The Society for American Archaeology, which helped draft NAGPRA in 1990, said in a news statement that it "welcomes the clarity the court's opinion will bring to how NAGPRA is interpreted in the future."
The society added, "The decision sets many important precedents that will balance the legitimate interests of tribes in reclaiming the remains of direct ancestors with the equally legitimate public interest in understanding the human past."
The federal decision to give the bones to tribes was the result of federal bureaucrats biased in favor of the American Indians, said the judge. "(The government's) procedures, actions and decisions have consistently indicated a desire to reach a particular result," he wrote.
Such bias was shown by what Jelderks said was largely undisputed evidence that federal agency decision makers secretly gave tribal leaders advance copies of documents and secretly met with tribal leaders at a critical time in the decision-making process, which he said allowed tribes the ability to influence agency leaders.

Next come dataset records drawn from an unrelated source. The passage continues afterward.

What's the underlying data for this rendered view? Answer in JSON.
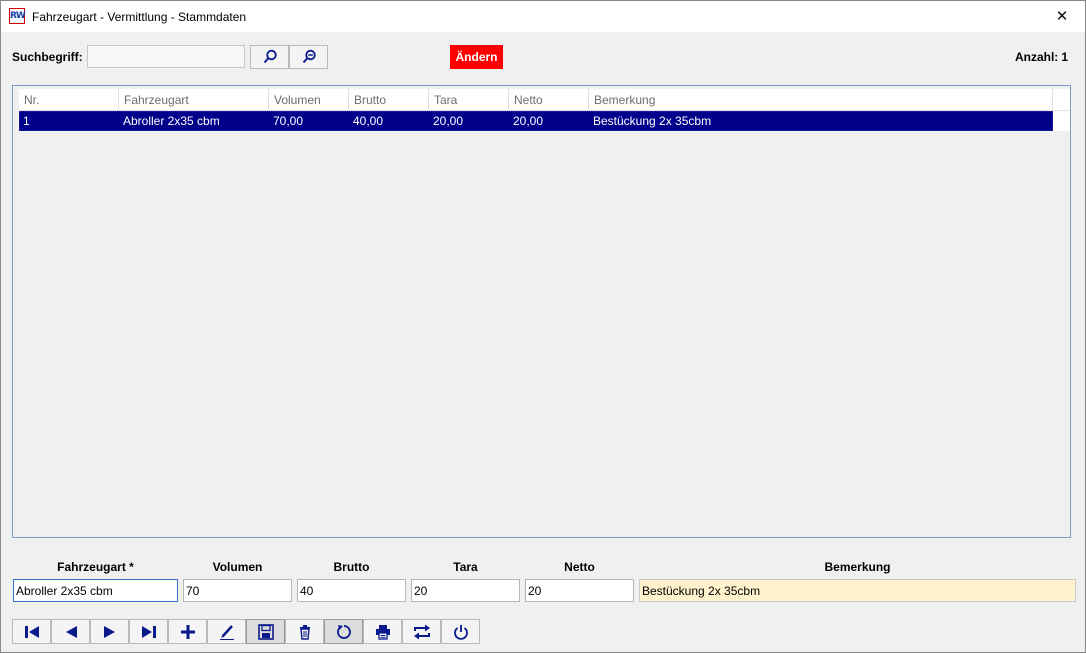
{
  "window": {
    "title": "Fahrzeugart - Vermittlung - Stammdaten",
    "app_icon_text": "RW",
    "close_glyph": "✕"
  },
  "search": {
    "label": "Suchbegriff:",
    "value": "",
    "placeholder": "",
    "search_icon": "search-icon",
    "clear_search_icon": "search-minus-icon"
  },
  "toolbar": {
    "change_label": "Ändern",
    "count_label": "Anzahl:",
    "count_value": "1"
  },
  "grid": {
    "columns": [
      "Nr.",
      "Fahrzeugart",
      "Volumen",
      "Brutto",
      "Tara",
      "Netto",
      "Bemerkung"
    ],
    "rows": [
      {
        "nr": "1",
        "fahrzeugart": "Abroller 2x35 cbm",
        "volumen": "70,00",
        "brutto": "40,00",
        "tara": "20,00",
        "netto": "20,00",
        "bemerkung": "Bestückung 2x 35cbm"
      }
    ],
    "selected_row_color": "#00008b"
  },
  "form": {
    "fahrzeugart_label": "Fahrzeugart *",
    "fahrzeugart_value": "Abroller 2x35 cbm",
    "volumen_label": "Volumen",
    "volumen_value": "70",
    "brutto_label": "Brutto",
    "brutto_value": "40",
    "tara_label": "Tara",
    "tara_value": "20",
    "netto_label": "Netto",
    "netto_value": "20",
    "bemerkung_label": "Bemerkung",
    "bemerkung_value": "Bestückung 2x 35cbm"
  },
  "navigation": {
    "buttons": [
      "first-record-icon",
      "previous-record-icon",
      "next-record-icon",
      "last-record-icon",
      "add-icon",
      "edit-icon",
      "save-icon",
      "delete-icon",
      "refresh-icon",
      "print-icon",
      "swap-icon",
      "power-icon"
    ]
  },
  "colors": {
    "accent": "#00008b",
    "change_button": "#ff0000",
    "remark_background": "#fff2cc",
    "icon": "#0a1a8c"
  }
}
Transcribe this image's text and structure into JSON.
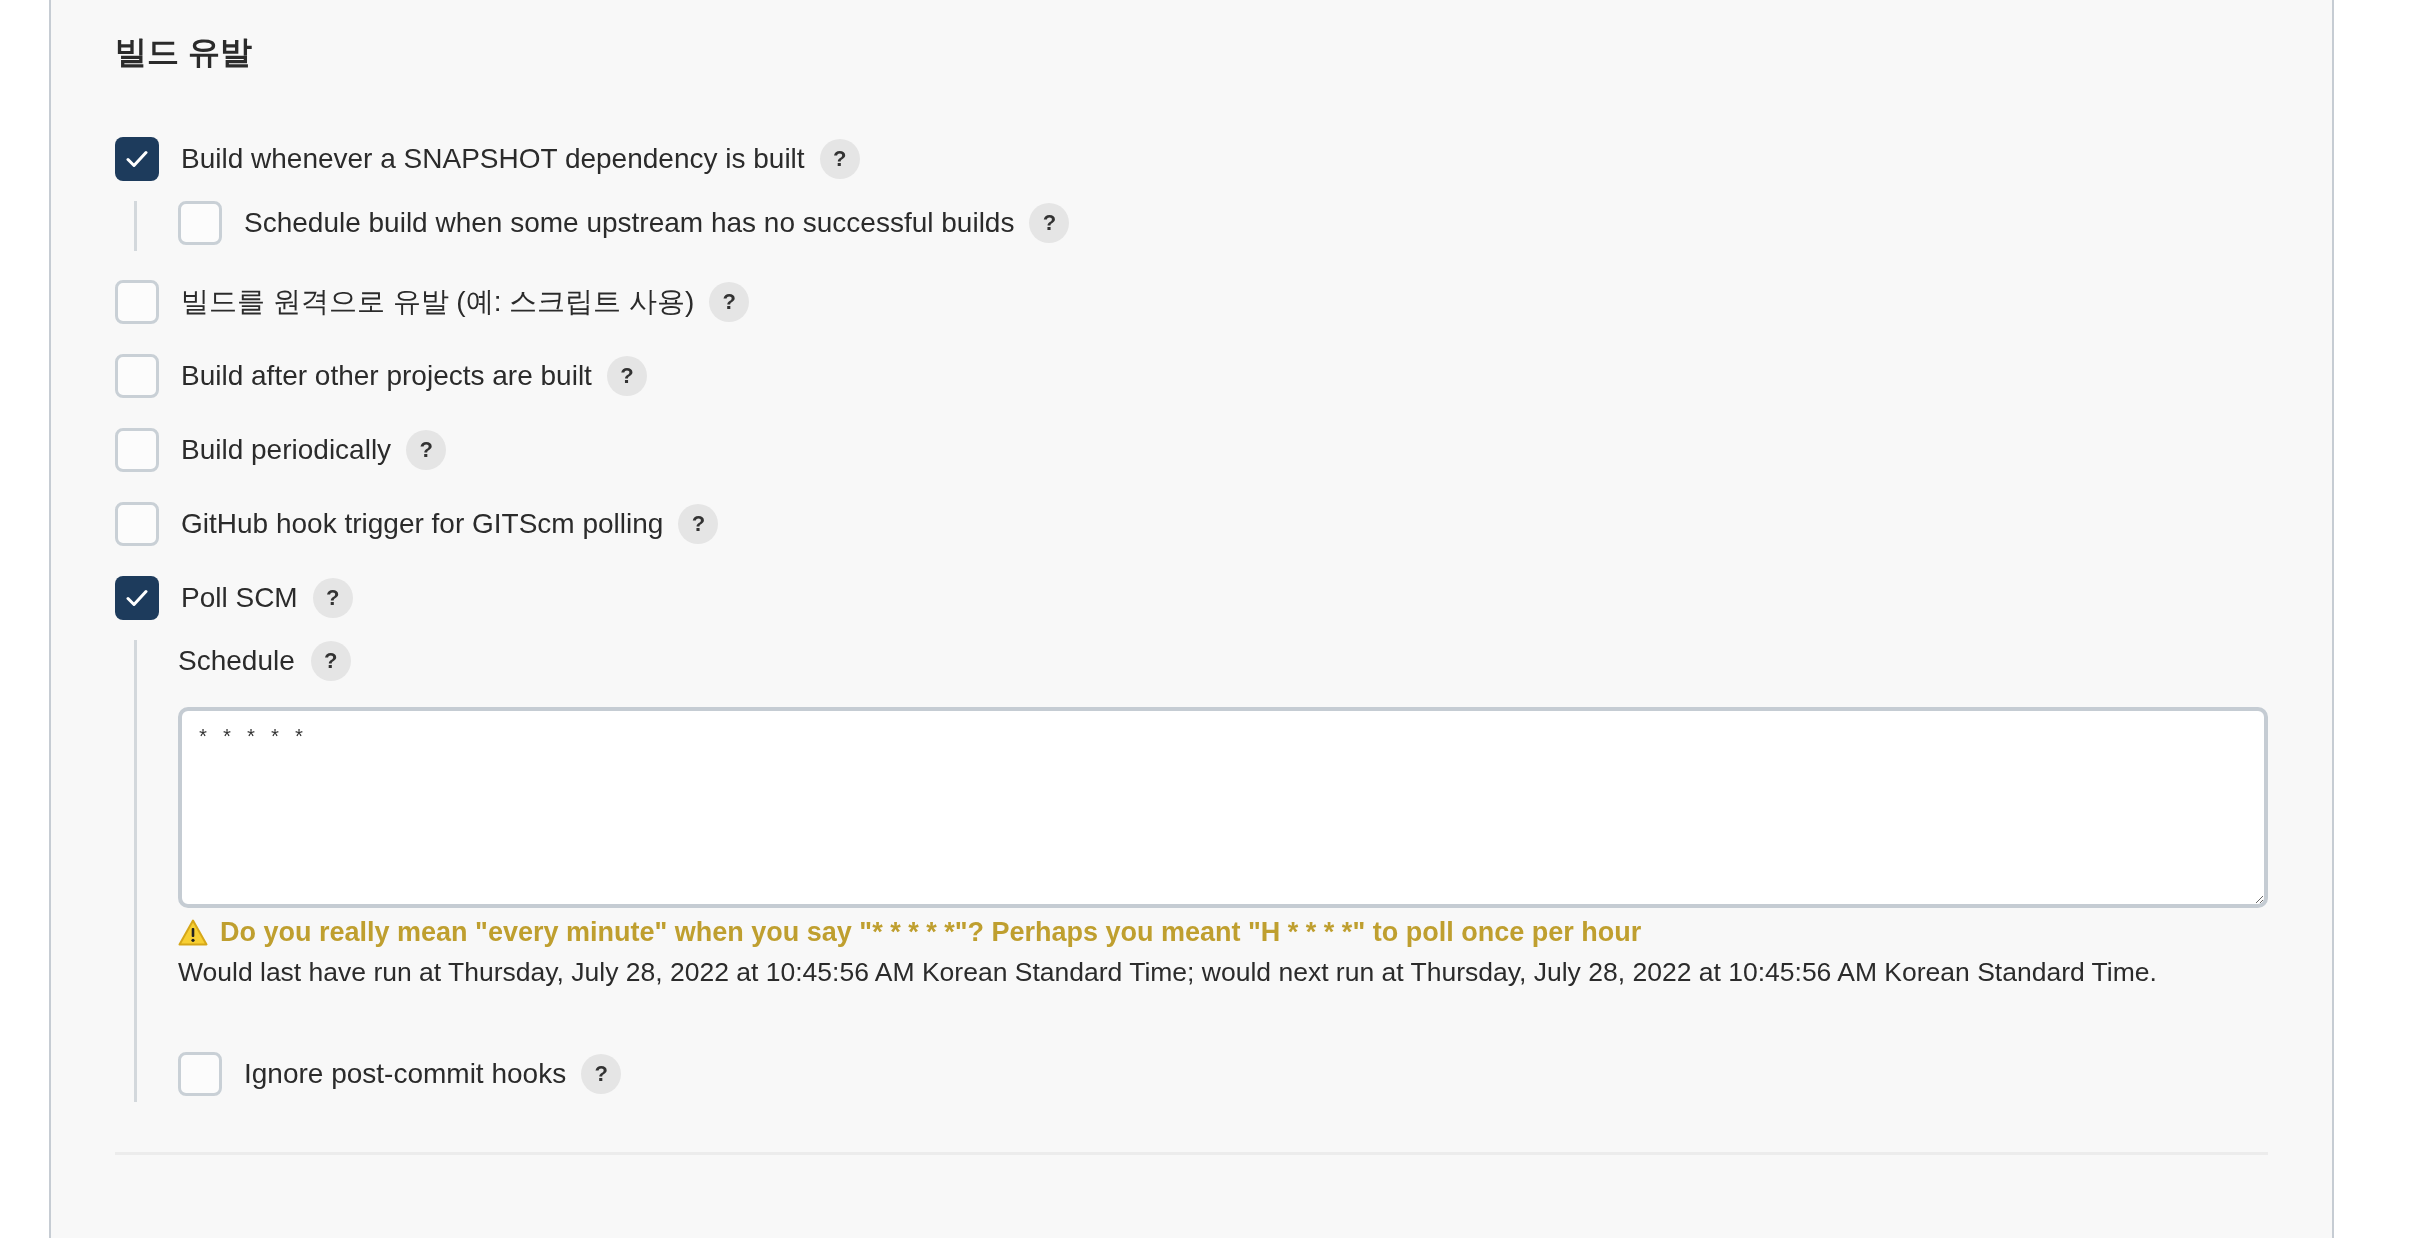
{
  "section": {
    "title": "빌드 유발"
  },
  "triggers": [
    {
      "label": "Build whenever a SNAPSHOT dependency is built",
      "checked": true,
      "help": "?",
      "children": [
        {
          "kind": "checkbox",
          "label": "Schedule build when some upstream has no successful builds",
          "checked": false,
          "help": "?"
        }
      ]
    },
    {
      "label": "빌드를 원격으로 유발 (예: 스크립트 사용)",
      "checked": false,
      "help": "?"
    },
    {
      "label": "Build after other projects are built",
      "checked": false,
      "help": "?"
    },
    {
      "label": "Build periodically",
      "checked": false,
      "help": "?"
    },
    {
      "label": "GitHub hook trigger for GITScm polling",
      "checked": false,
      "help": "?"
    },
    {
      "label": "Poll SCM",
      "checked": true,
      "help": "?",
      "children": [
        {
          "kind": "schedule",
          "label": "Schedule",
          "help": "?",
          "value": "* * * * *",
          "warning": "Do you really mean \"every minute\" when you say \"* * * * *\"? Perhaps you meant \"H * * * *\" to poll once per hour",
          "info": "Would last have run at Thursday, July 28, 2022 at 10:45:56 AM Korean Standard Time; would next run at Thursday, July 28, 2022 at 10:45:56 AM Korean Standard Time."
        },
        {
          "kind": "checkbox",
          "label": "Ignore post-commit hooks",
          "checked": false,
          "help": "?"
        }
      ]
    }
  ]
}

Jelderks also took the Corps of Engineers to task again for its 1998 efforts to bury the Columbia Park site where Kennewick Man was found, despite its possible benefit in sorting out the archaeological puzzle he left behind.
"It appears the tribal claimants' concern about further site investigation was the principal factor in the decision to cover the site," Jelderks said. "This action was consistent with (the government's) approach throughout the litigation, which has been marked by an appearance of bias."